Bronte International University
- Academic staff: None
- Location: Tortola, British Virgin Islands
- Campus: None;

= Bronte International University =

Bronte International University (formerly known as Trinity College and University) is an unaccredited post-secondary educational institution formerly in South Dakota. It is widely considered to be a diploma mill, operated from an unknown location. Its website offers "fast" degrees for "life experience."

The Trinity College and University that was based in South Dakota and later became Bronte International University is currently based in Tortola, the British Virgin Islands, and is registered as a corporation with the United Kingdom.

==Location==
The Skeptical Inquirer described it as "a British institution with no building, campus, faculty, or president, and run from a post office box in Sioux Falls, South Dakota." According to the Oregon State Office of Degree Authorization, it is "probably" operated in the Caribbean and "also operated in Louisiana and maybe elsewhere."

==Academics and accreditation status==

The institution claims to be accredited by the Association for Online Academic Excellence (AOAE), but this is not a recognized accreditation association of higher learning. It has been listed as a diploma mill by the American Association of Collegiate Registrars and Admissions Officers.

Course descriptions found on the institution's now defunct website were copied verbatim from the course offerings of Thomas Edison State College of Trenton, New Jersey.

==Other institutions with similar names==
Bronte International University was originally known as "Trinity College and University." It should not be confused with a number of mainstream academic institutions with similar names (see Trinity College).
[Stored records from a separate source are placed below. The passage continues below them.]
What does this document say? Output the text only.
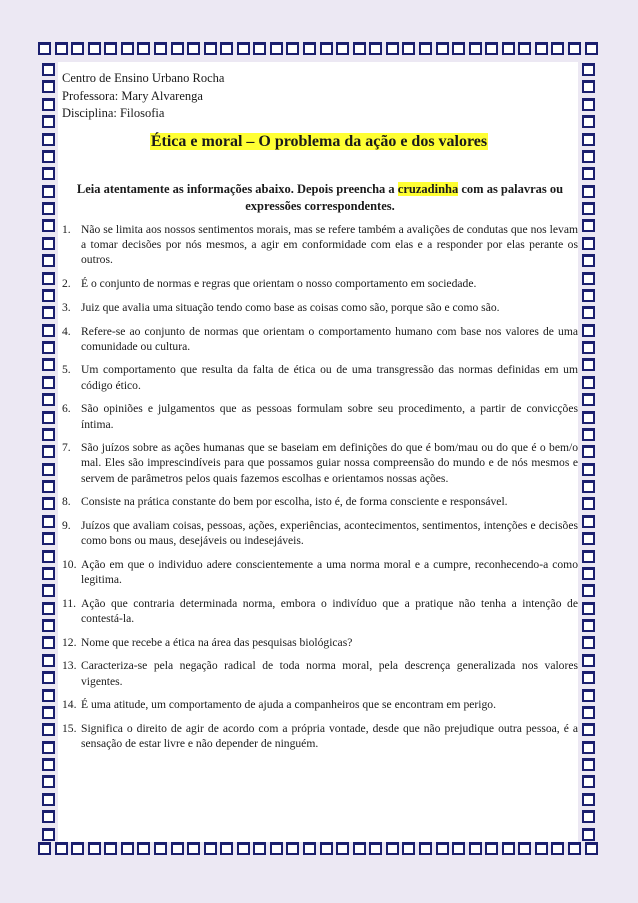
Centro de Ensino Urbano Rocha
Professora: Mary Alvarenga
Disciplina: Filosofia
Ética e moral – O problema da ação e dos valores
Leia atentamente as informações abaixo. Depois preencha a cruzadinha com as palavras ou expressões correspondentes.
1. Não se limita aos nossos sentimentos morais, mas se refere também a avalições de condutas que nos levam a tomar decisões por nós mesmos, a agir em conformidade com elas e a responder por elas perante os outros.
2. É o conjunto de normas e regras que orientam o nosso comportamento em sociedade.
3. Juiz que avalia uma situação tendo como base as coisas como são, porque são e como são.
4. Refere-se ao conjunto de normas que orientam o comportamento humano com base nos valores de uma comunidade ou cultura.
5. Um comportamento que resulta da falta de ética ou de uma transgressão das normas definidas em um código ético.
6. São opiniões e julgamentos que as pessoas formulam sobre seu procedimento, a partir de convicções íntima.
7. São juízos sobre as ações humanas que se baseiam em definições do que é bom/mau ou do que é o bem/o mal. Eles são imprescindíveis para que possamos guiar nossa compreensão do mundo e de nós mesmos e servem de parâmetros pelos quais fazemos escolhas e orientamos nossas ações.
8. Consiste na prática constante do bem por escolha, isto é, de forma consciente e responsável.
9. Juízos que avaliam coisas, pessoas, ações, experiências, acontecimentos, sentimentos, intenções e decisões como bons ou maus, desejáveis ou indesejáveis.
10. Ação em que o individuo adere conscientemente a uma norma moral e a cumpre, reconhecendo-a como legitima.
11. Ação que contraria determinada norma, embora o indivíduo que a pratique não tenha a intenção de contestá-la.
12. Nome que recebe a ética na área das pesquisas biológicas?
13. Caracteriza-se pela negação radical de toda norma moral, pela descrença generalizada nos valores vigentes.
14. É uma atitude, um comportamento de ajuda a companheiros que se encontram em perigo.
15. Significa o direito de agir de acordo com a própria vontade, desde que não prejudique outra pessoa, é a sensação de estar livre e não depender de ninguém.
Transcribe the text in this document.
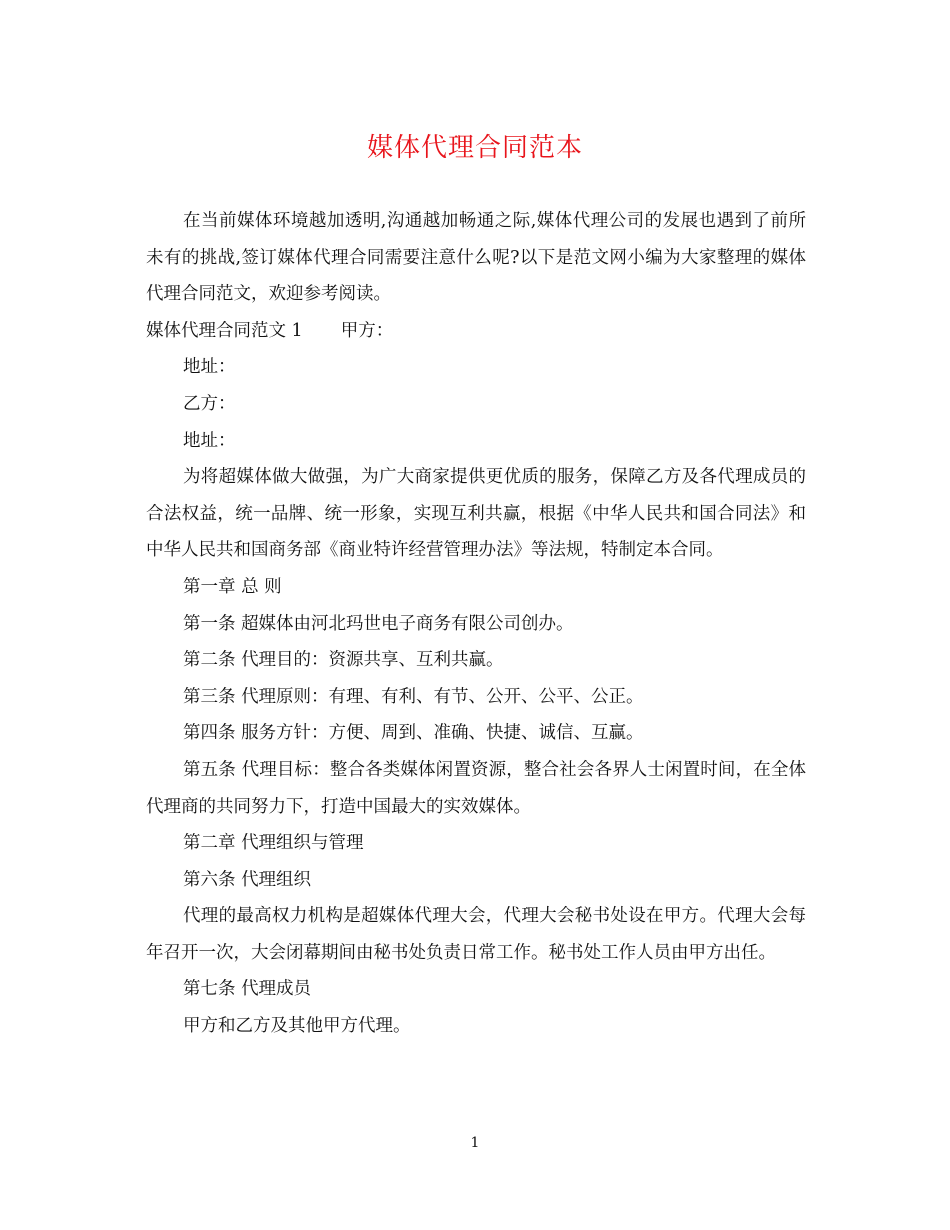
媒体代理合同范本

在当前媒体环境越加透明,沟通越加畅通之际,媒体代理公司的发展也遇到了前所未有的挑战,签订媒体代理合同需要注意什么呢?以下是范文网小编为大家整理的媒体代理合同范文，欢迎参考阅读。

媒体代理合同范文 1 甲方：

地址：

乙方：

地址：

为将超媒体做大做强，为广大商家提供更优质的服务，保障乙方及各代理成员的合法权益，统一品牌、统一形象，实现互利共赢，根据《中华人民共和国合同法》和中华人民共和国商务部《商业特许经营管理办法》等法规，特制定本合同。

第一章 总 则

第一条 超媒体由河北玛世电子商务有限公司创办。

第二条 代理目的：资源共享、互利共赢。

第三条 代理原则：有理、有利、有节、公开、公平、公正。

第四条 服务方针：方便、周到、准确、快捷、诚信、互赢。

第五条 代理目标：整合各类媒体闲置资源，整合社会各界人士闲置时间，在全体代理商的共同努力下，打造中国最大的实效媒体。

第二章 代理组织与管理

第六条 代理组织

代理的最高权力机构是超媒体代理大会，代理大会秘书处设在甲方。代理大会每年召开一次，大会闭幕期间由秘书处负责日常工作。秘书处工作人员由甲方出任。

第七条 代理成员

甲方和乙方及其他甲方代理。

1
Trinity College and University offered bachelor's degrees on the basis of "Prior Learning Assessment," advertising that a degree awarded on this basis could be completed in as little as two days' time. Bachelor's degrees were priced at $675.

The name "Trinity College and University" is also used by a distance education institution based in Dover, Delaware, United States, with offices in Málaga, Spain and Islamabad, Pakistan. This institution is a known diploma mill now. and advertises that it awards degrees "in any subject" on the basis of "practical experience".

==United Nations scandal==
In February 2007, the Associated Press reported that several employees of the United Nations had lost their jobs when it was revealed they had listed Trinity College and University degrees on their resumes. A representative of the UN was quoted as saying that one staff member's misrepresentation of his Trinity credentials as being from a legitimate university was considered "serious misconduct." The article described Trinity as a "diploma-sales business" and noted that the institution was "actively pursuing the soldiers in Iraq" as customers for college degrees.